The decline in electricity generation from fossil fuels and the increase in renewable and nuclear energy production led to a 19% decline in carbon emissions from the energy sector. Ember data shows that gas-fired power plants provided almost 17% of the electricity used in Europe last year, with coal just over 12%.

Also, nuclear energy was in 2023 the most important source of electricity, being responsible for almost 23% of the electricity used in Europe, and solar energy for 9%. In total, combined renewable energy was responsible for 44% of the electricity used in Europe in 2023, a record high.

Demand for electricity fell by 3.4% last year due to reduced industrial consumption and mild weather, but Dave Jones says demand for electricity will rise this year amid increased use of heaters and powered cars with electricity.

"Renewable energy must keep pace with increasing demand to meet climate goals," Jones concluded.

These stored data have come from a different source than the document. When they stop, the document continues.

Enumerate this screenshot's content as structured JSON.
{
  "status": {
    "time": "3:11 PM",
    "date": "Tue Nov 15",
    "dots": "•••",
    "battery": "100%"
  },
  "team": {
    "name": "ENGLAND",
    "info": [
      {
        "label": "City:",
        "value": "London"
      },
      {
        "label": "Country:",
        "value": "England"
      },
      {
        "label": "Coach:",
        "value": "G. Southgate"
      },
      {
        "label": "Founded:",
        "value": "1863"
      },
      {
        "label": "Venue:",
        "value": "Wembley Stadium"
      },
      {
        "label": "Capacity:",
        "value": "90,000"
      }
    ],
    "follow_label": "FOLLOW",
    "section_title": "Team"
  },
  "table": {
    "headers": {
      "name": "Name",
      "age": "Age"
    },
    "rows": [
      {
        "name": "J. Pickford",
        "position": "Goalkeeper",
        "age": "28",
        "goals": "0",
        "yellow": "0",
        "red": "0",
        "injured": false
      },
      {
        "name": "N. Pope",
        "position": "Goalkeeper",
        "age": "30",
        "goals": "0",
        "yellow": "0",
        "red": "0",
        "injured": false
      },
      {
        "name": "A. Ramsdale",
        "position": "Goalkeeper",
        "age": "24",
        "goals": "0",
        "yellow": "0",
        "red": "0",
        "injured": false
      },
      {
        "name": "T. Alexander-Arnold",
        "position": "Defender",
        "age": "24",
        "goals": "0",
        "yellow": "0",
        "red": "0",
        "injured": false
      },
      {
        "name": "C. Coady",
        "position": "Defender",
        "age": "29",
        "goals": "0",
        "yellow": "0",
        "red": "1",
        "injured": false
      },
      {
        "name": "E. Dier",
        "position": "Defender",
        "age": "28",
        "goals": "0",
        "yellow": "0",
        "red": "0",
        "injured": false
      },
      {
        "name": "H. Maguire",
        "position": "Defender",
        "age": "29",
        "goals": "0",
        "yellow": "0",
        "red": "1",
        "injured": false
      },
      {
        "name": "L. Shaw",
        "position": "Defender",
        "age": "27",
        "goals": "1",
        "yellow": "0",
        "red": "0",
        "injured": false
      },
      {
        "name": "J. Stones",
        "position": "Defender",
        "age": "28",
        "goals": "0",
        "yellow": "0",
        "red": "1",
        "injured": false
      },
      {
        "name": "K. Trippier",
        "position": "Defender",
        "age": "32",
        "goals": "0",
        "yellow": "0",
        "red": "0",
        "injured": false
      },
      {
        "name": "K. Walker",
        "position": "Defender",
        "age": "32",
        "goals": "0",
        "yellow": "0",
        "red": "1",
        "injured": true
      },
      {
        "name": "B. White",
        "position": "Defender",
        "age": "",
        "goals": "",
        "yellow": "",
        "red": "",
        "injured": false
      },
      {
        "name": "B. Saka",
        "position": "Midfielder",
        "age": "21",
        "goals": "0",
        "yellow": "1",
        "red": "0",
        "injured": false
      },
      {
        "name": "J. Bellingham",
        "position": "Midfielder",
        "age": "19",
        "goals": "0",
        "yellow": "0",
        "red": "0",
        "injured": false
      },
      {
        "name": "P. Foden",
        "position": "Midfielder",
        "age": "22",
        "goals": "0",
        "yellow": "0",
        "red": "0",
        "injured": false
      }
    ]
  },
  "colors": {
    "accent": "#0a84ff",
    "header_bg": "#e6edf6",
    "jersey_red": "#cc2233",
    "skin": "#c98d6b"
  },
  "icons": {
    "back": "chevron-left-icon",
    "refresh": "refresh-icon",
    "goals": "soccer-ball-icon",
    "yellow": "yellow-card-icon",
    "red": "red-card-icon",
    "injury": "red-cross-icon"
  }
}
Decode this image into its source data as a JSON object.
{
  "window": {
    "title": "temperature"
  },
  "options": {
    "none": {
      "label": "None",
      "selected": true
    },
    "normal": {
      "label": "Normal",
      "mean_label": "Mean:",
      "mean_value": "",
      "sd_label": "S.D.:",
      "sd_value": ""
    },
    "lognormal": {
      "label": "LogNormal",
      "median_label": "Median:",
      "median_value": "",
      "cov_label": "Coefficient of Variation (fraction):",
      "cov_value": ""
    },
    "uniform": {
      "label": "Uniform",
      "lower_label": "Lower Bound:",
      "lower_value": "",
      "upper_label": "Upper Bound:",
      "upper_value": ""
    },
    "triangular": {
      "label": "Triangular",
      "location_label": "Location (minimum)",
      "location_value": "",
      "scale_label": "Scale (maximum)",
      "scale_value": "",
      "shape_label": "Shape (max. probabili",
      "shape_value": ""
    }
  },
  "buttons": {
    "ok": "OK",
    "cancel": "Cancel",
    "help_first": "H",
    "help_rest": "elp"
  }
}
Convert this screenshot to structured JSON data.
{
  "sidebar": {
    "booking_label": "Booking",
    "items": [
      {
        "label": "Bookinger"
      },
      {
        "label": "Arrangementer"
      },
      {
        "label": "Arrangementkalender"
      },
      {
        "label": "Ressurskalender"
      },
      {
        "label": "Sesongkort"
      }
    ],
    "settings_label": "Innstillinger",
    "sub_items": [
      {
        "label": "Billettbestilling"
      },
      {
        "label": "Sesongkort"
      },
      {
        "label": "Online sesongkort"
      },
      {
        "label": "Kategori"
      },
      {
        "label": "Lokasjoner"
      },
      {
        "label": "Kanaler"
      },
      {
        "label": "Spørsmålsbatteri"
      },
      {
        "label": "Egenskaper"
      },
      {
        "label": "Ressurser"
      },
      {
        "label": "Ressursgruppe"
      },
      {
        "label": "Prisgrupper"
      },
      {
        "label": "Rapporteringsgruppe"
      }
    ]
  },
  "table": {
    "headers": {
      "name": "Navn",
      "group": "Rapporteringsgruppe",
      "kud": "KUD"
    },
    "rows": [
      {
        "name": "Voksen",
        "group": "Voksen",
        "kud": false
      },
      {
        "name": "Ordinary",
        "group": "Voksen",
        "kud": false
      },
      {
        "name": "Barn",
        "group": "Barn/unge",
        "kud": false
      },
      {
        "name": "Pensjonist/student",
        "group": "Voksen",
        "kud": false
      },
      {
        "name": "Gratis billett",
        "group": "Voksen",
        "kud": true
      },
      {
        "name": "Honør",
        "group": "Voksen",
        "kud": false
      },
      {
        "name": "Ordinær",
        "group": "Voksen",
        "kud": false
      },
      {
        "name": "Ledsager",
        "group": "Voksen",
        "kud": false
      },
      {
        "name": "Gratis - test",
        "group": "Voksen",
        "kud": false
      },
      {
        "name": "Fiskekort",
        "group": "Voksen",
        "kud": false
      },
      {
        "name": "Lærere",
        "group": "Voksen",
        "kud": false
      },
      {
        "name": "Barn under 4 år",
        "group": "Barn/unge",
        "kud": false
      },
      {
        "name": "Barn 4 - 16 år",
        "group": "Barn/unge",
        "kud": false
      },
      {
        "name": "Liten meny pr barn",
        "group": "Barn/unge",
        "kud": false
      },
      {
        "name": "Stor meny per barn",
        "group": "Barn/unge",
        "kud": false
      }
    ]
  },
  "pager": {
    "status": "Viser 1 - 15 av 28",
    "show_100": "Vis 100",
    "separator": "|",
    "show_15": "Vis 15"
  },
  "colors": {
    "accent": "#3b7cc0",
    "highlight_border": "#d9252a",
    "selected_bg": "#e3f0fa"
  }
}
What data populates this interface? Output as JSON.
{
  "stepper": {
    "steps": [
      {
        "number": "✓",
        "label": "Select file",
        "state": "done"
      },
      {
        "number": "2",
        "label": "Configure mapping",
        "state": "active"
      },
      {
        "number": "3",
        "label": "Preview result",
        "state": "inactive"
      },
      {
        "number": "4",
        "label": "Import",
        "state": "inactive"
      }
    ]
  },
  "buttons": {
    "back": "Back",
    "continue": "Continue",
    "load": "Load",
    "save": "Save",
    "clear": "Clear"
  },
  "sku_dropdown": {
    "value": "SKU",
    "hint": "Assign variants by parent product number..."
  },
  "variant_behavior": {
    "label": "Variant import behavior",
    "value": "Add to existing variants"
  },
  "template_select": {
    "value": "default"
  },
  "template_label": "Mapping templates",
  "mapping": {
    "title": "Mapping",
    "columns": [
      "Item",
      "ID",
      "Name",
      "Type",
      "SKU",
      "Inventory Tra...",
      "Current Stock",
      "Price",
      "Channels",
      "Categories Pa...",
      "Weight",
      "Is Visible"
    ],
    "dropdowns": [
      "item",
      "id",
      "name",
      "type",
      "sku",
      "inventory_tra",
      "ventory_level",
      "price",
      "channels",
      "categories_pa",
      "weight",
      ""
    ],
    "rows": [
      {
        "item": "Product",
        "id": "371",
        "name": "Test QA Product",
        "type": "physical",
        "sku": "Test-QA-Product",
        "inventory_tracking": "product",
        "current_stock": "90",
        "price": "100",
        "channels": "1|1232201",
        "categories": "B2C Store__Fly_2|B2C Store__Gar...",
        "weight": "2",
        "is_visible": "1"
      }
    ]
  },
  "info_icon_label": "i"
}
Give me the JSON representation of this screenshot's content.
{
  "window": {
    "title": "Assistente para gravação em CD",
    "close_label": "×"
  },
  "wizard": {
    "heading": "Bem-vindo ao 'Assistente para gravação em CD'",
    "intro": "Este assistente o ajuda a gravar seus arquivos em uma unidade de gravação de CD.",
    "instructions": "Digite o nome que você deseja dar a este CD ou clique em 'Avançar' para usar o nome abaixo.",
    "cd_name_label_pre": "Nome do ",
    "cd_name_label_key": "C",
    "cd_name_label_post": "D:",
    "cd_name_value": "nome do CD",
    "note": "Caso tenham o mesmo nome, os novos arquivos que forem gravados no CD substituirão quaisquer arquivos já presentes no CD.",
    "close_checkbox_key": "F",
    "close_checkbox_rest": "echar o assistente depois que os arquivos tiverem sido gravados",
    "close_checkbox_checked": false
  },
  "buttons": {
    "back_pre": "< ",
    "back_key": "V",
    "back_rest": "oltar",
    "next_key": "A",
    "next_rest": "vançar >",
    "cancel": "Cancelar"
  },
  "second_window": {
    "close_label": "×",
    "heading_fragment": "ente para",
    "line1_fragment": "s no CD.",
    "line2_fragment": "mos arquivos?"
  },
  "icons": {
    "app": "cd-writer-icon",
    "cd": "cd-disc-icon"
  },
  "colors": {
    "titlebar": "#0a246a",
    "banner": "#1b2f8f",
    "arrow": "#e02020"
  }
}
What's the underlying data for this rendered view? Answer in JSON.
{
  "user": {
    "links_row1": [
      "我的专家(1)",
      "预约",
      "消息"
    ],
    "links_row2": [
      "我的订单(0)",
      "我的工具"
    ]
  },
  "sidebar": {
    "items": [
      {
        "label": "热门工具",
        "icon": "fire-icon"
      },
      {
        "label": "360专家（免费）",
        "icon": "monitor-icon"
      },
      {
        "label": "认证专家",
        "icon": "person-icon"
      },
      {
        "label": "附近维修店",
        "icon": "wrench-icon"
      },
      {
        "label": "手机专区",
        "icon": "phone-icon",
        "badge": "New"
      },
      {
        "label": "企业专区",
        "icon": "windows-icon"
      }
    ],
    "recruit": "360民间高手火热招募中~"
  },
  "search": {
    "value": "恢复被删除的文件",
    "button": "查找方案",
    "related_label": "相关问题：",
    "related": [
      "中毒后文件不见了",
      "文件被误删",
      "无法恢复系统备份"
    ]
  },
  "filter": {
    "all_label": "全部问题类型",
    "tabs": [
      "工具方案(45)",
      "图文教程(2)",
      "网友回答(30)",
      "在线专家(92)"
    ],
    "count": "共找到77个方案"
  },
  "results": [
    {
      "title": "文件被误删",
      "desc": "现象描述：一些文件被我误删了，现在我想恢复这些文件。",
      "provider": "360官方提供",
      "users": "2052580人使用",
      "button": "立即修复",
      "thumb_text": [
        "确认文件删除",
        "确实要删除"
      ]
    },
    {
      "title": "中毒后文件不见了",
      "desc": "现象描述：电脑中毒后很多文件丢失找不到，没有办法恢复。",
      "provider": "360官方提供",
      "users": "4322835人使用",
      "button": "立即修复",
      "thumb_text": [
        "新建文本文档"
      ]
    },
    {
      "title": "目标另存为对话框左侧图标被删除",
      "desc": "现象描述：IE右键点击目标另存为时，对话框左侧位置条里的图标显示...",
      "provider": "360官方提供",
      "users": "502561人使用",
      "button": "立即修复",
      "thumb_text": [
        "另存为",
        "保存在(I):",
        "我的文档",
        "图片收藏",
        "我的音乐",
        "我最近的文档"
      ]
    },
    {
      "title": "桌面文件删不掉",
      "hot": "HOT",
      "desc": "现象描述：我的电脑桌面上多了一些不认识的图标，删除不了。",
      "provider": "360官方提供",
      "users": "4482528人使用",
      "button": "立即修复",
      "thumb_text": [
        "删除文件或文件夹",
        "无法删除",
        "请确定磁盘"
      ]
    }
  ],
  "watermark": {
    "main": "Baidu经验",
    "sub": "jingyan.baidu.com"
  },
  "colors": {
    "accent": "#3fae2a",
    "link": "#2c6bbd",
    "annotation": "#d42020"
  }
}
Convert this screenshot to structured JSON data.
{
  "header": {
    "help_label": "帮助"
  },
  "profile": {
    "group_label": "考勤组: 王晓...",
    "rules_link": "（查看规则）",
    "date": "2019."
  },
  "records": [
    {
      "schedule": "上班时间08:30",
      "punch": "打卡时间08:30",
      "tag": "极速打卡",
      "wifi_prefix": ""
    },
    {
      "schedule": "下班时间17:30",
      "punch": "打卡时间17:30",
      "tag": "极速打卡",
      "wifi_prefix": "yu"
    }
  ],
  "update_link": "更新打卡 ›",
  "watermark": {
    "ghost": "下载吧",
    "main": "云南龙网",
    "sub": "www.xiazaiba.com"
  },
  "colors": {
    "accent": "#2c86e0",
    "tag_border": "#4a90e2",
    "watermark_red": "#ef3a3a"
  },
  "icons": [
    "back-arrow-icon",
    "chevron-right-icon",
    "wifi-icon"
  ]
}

Renewables generated a record 30% of global electricity in 2023, driven by the rise of solar and wind power, particularly in China, according to the Global Electricity Review 2024, recently published by think tank Ember. The report suggests that 2023 marks a significant turning point in the energy sector, as it is likely to be the year when emissions peak, signaling the beginning of a decline in fossil fuel generation on a global scale, notes chinadaily.com.cn.

According to the report, solar has become the leading provider of electricity, adding twice as much new electricity generation as coal in 2023. Projected growth in clean electricity provides confidence that a new era of lower energy emissions is on the horizon , with an anticipated 2% decline in global fossil fuel generation in 2024.

"The future of renewables has arrived," said Dave Jones, director of Ember's Global Insights Program, noting that solar, in particular, has accelerated at a faster rate than previously anticipated.